Austria is also an example of another regional phenomenon: the wholesale shift to the right of the entire political spectrum as a result of the immigration debate. The 31-year-old Austrian Foreign Minister Sebastian Kurz, who runs the country's centre-right People's Party and is predicted to become the country's next chancellor, is trying to limit the extremists' appeal by arguing that benefits and social welfare payments to migrants should be cut by half, to around €560 (S$895) per month.
"We must protect our social system from further immigration," says Mr Kurz, ignoring evidence that his proposed payments to migrants fall way below Austria's own poverty threshold.
From Oct 1, a ban on women covering their faces will also come into force in Austria.
And something similar is happening in Switzerland, where bans are in place against the construction of mosque minarets and the government is scrambling to save its privileged trading status with the EU, while still enforcing restrictions on immigration.
All eyes, however, are on Germany, where Chancellor Merkel has vowed to take the sting out of the anti-immigration backlash by "winning back voters" with "with good policies that solve problems".
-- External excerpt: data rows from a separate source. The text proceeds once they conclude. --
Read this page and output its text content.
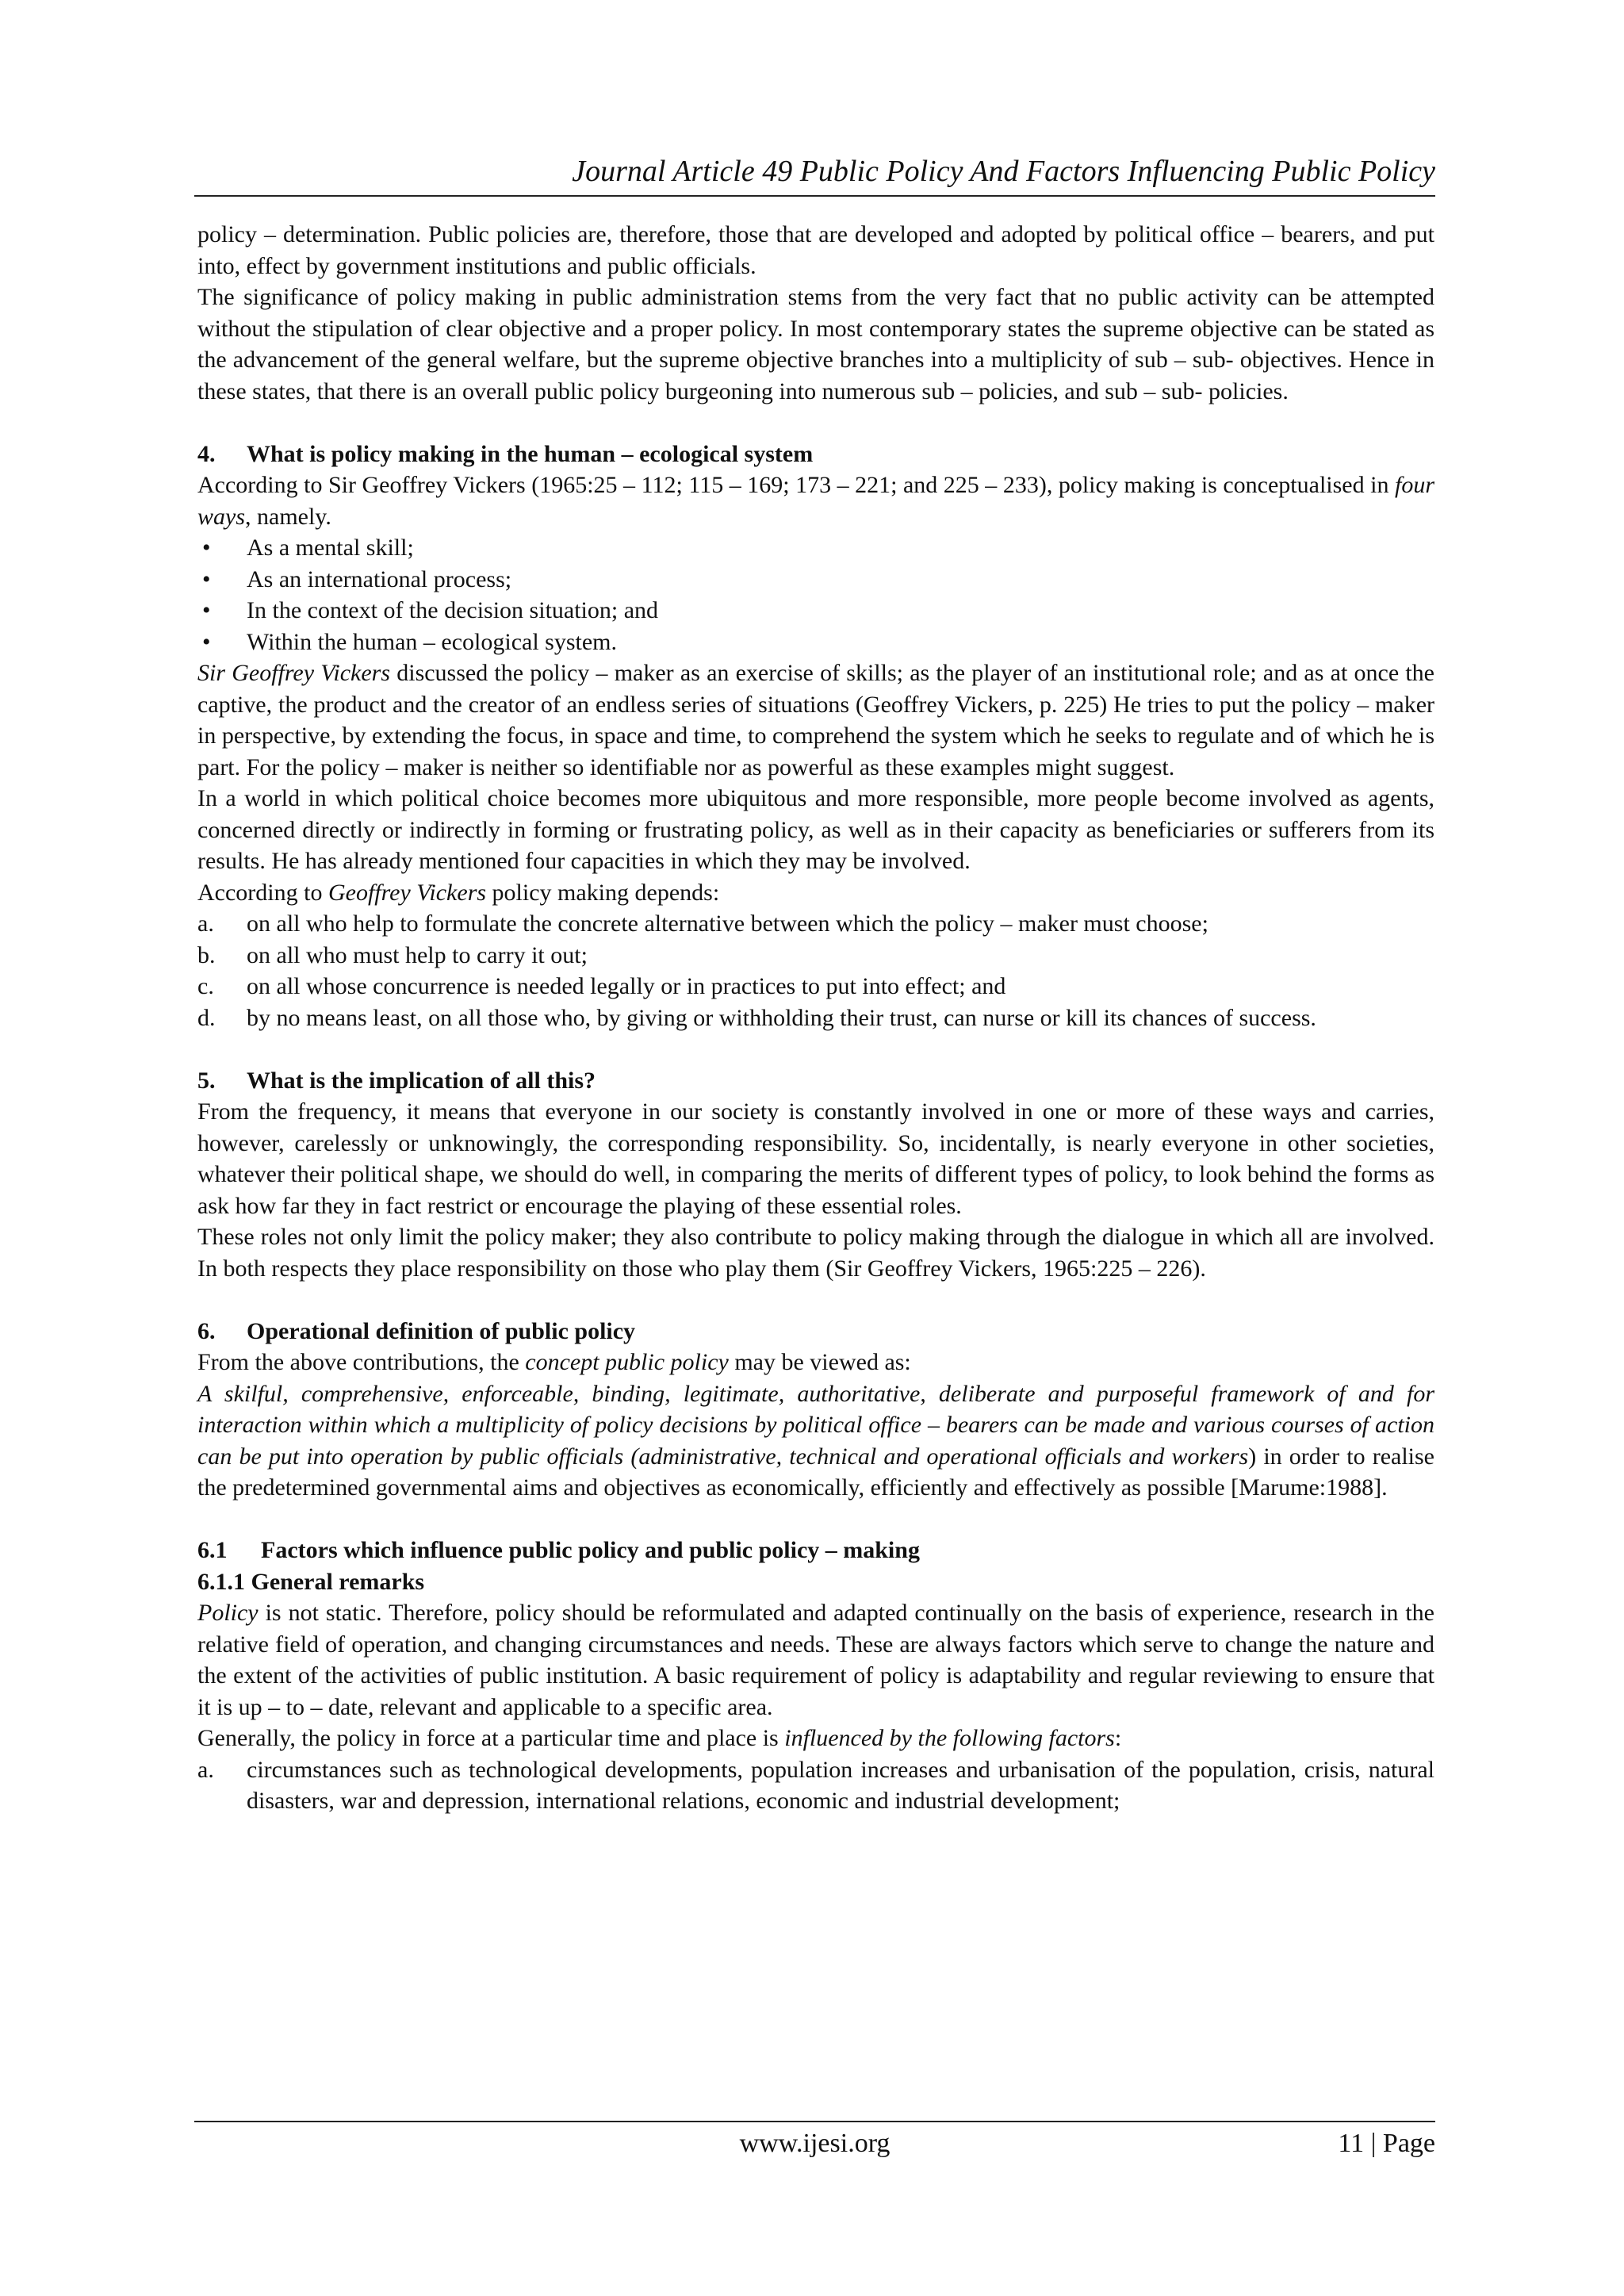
Journal Article 49 Public Policy And Factors Influencing Public Policy

policy – determination. Public policies are, therefore, those that are developed and adopted by political office – bearers, and put into, effect by government institutions and public officials.

The significance of policy making in public administration stems from the very fact that no public activity can be attempted without the stipulation of clear objective and a proper policy. In most contemporary states the supreme objective can be stated as the advancement of the general welfare, but the supreme objective branches into a multiplicity of sub – sub- objectives. Hence in these states, that there is an overall public policy burgeoning into numerous sub – policies, and sub – sub- policies.

4.	What is policy making in the human – ecological system

According to Sir Geoffrey Vickers (1965:25 – 112; 115 – 169; 173 – 221; and 225 – 233), policy making is conceptualised in four ways, namely.

•	As a mental skill;
•	As an international process;
•	In the context of the decision situation; and
•	Within the human – ecological system.

Sir Geoffrey Vickers discussed the policy – maker as an exercise of skills; as the player of an institutional role; and as at once the captive, the product and the creator of an endless series of situations (Geoffrey Vickers, p. 225) He tries to put the policy – maker in perspective, by extending the focus, in space and time, to comprehend the system which he seeks to regulate and of which he is part. For the policy – maker is neither so identifiable nor as powerful as these examples might suggest.

In a world in which political choice becomes more ubiquitous and more responsible, more people become involved as agents, concerned directly or indirectly in forming or frustrating policy, as well as in their capacity as beneficiaries or sufferers from its results. He has already mentioned four capacities in which they may be involved.

According to Geoffrey Vickers policy making depends:

a.	on all who help to formulate the concrete alternative between which the policy – maker must choose;
b.	on all who must help to carry it out;
c.	on all whose concurrence is needed legally or in practices to put into effect; and
d.	by no means least, on all those who, by giving or withholding their trust, can nurse or kill its chances of success.
5.	What is the implication of all this?

From the frequency, it means that everyone in our society is constantly involved in one or more of these ways and carries, however, carelessly or unknowingly, the corresponding responsibility. So, incidentally, is nearly everyone in other societies, whatever their political shape, we should do well, in comparing the merits of different types of policy, to look behind the forms as ask how far they in fact restrict or encourage the playing of these essential roles.

These roles not only limit the policy maker; they also contribute to policy making through the dialogue in which all are involved. In both respects they place responsibility on those who play them (Sir Geoffrey Vickers, 1965:225 – 226).

6.	Operational definition of public policy

From the above contributions, the concept public policy may be viewed as:

A skilful, comprehensive, enforceable, binding, legitimate, authoritative, deliberate and purposeful framework of and for interaction within which a multiplicity of policy decisions by political office – bearers can be made and various courses of action can be put into operation by public officials (administrative, technical and operational officials and workers) in order to realise the predetermined governmental aims and objectives as economically, efficiently and effectively as possible [Marume:1988].

6.1	Factors which influence public policy and public policy – making
6.1.1 General remarks

Policy is not static. Therefore, policy should be reformulated and adapted continually on the basis of experience, research in the relative field of operation, and changing circumstances and needs. These are always factors which serve to change the nature and the extent of the activities of public institution. A basic requirement of policy is adaptability and regular reviewing to ensure that it is up – to – date, relevant and applicable to a specific area.

Generally, the policy in force at a particular time and place is influenced by the following factors:

a.	circumstances such as technological developments, population increases and urbanisation of the population, crisis, natural disasters, war and depression, international relations, economic and industrial development;
www.ijesi.org	11 | Page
A full Austrian-style tilt to the political right is probably excluded, but tougher border controls are certainly on the cards.
By sheer coincidence, the presidents of both Germany and Austria, the German world's biggest countries, belong to the centre-left of politics, so they are guaranteed to take a dim view of policies which discriminate against Muslims and other ethnic minorities.
Austrian President Alexander Van der Bellen has already publicly criticised his country's ban on veils.
But the influence of such heads of states is limited. And meanwhile, the political ground is shifting under their feet.